What Happens When a Person Gets Locked-In Syndrome
Locked-in syndrome causes full paralysis, affecting not only the four quadrants of the body but all voluntary muscles except the ones that control eye movement. An affected person cannot move their facial muscles, nor do they have voluntary control over the muscles in charge of actions such as swallowing and breathing. They require a tracheotomy and the use of an assistance device for breathing, as well as a feeding tube for nourishment.
Cognitive function, eyesight, and hearing are unaffected by locked-in syndrome. Patients can see and hear, and they have clear thoughts, opinions, feelings, and emotions, though they have difficulty expressing them or acknowledging things they hear and see. Those who learn effective communication techniques to interact with loved ones have the best chance of retaining a high quality of life.
How People Develop Locked-In Syndrome
People develop locked-in syndrome when they suffer damage to the pons, a part of the brain stem responsible for relaying signals from the brain to the spinal cord.
This step is a critical part of the process of muscle movement, and without it, your muscles never get the signal from your brain to do what you want them to do.
Even though you may think about moving your foot and try to move your foot, your foot will not move until it gets the nerve impulse from the brain to do so.
Since destroyed brain cells do not regenerate the way cells in other areas of the body do, damage to the pons is almost always irreversible. Very few people have made a full or even a significant partial recovery from locked-in syndrome.
Things That Cause Locked-In Syndrome
Locked-in syndrome has a few potential causes, some beyond anyone’s control, others preventable. When a person develops locked-in syndrome for an avoidable reason, a medical provider or facility is often to blame. In such situations, the affected person and their loved ones may have grounds for a medical malpractice claim.
The type of pons damage that leads to locked-in syndrome can happen for several reasons, but the two most common are bleeding in the brain and lack of oxygen to the brain. Either can result from a medical event such as a stroke or blood clot, or due to an infection or chronic condition (ALS is a common culprit).
Head trauma has been linked to locked-in syndrome, as well. Because the condition requires lifelong care and is very expensive to treat, it is worth investigating if another party’s negligence may have contributed to your loved one’s condition. If so, that person, not you or your loved one, should pay the bill.

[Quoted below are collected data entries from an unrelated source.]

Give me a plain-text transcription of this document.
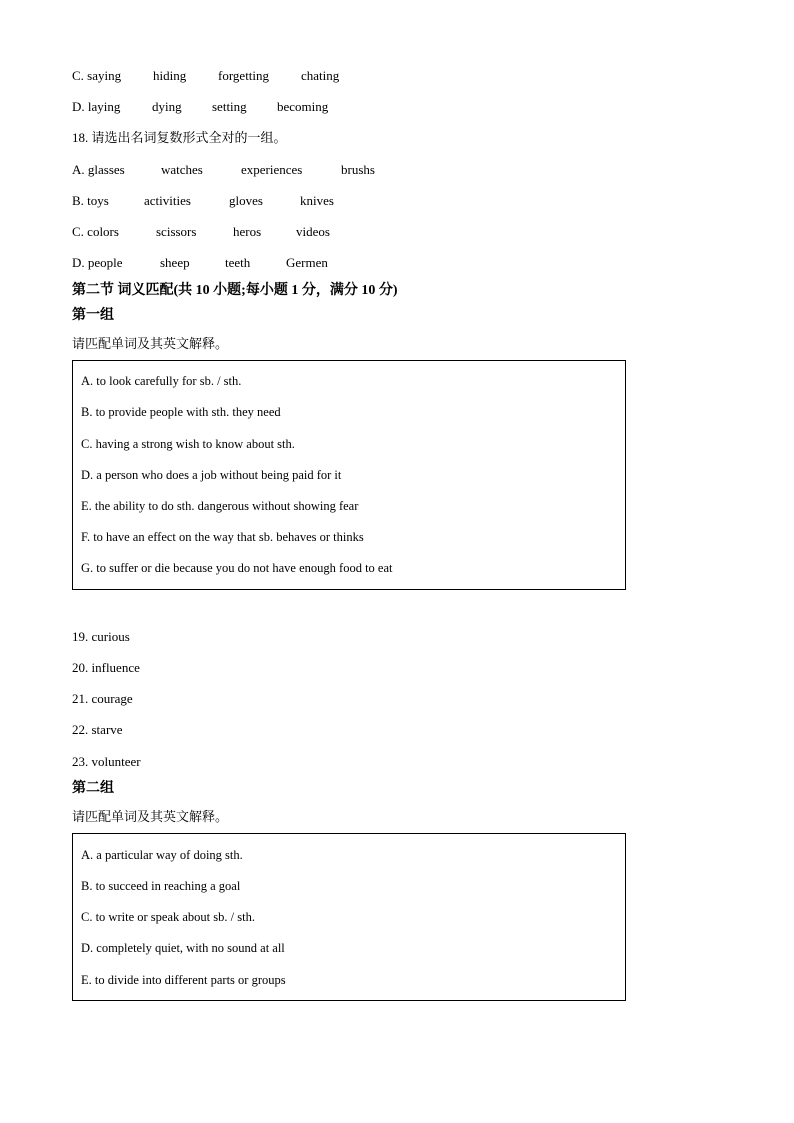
C. saying hiding forgetting chating
D. laying dying setting becoming
18. 请选出名词复数形式全对的一组。
A. glasses	watches	experiences	brushs
B. toys	activities	gloves	knives
C. colors	scissors	heros	videos
D. people	sheep	teeth	Germen
第二节 词义匹配(共 10 小题;每小题 1 分，满分 10 分)
第一组
请匹配单词及其英文解释。
A. to look carefully for sb. / sth.
B. to provide people with sth. they need
C. having a strong wish to know about sth.
D. a person who does a job without being paid for it
E. the ability to do sth. dangerous without showing fear
F. to have an effect on the way that sb. behaves or thinks
G. to suffer or die because you do not have enough food to eat
19. curious
20. influence
21. courage
22. starve
23. volunteer
第二组
请匹配单词及其英文解释。
A. a particular way of doing sth.
B. to succeed in reaching a goal
C. to write or speak about sb. / sth.
D. completely quiet, with no sound at all
E. to divide into different parts or groups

Life With Locked-In Syndrome
Life with locked-in syndrome can be difficult, but it is not always the miserable existence pictured by people who have not experienced the condition. A patient has no physical capabilities and requires assistance for all daily living activities, even the ones most of us perform unconsciously, such as breathing.
Being able to see, hear, and understand things but not adequately respond to them can be a major source of frustration. Something else unaffected by locked-in syndrome is sleep. Patients have normal sleep/wake cycles.
Treatment of Locked-In Syndrome
Since locked-in syndrome is almost always a permanent condition, treatment is focused not on getting better but on adapting and learning to live, communicate, and have a meaningful life even without one’s physical faculties.
Communication is the most important part of adjusting to locked-in syndrome. Patients can learn to convey their thoughts to loved ones and caregivers via eye movement patterns, but it takes a great deal of effort on both sides to get comfortable with this process.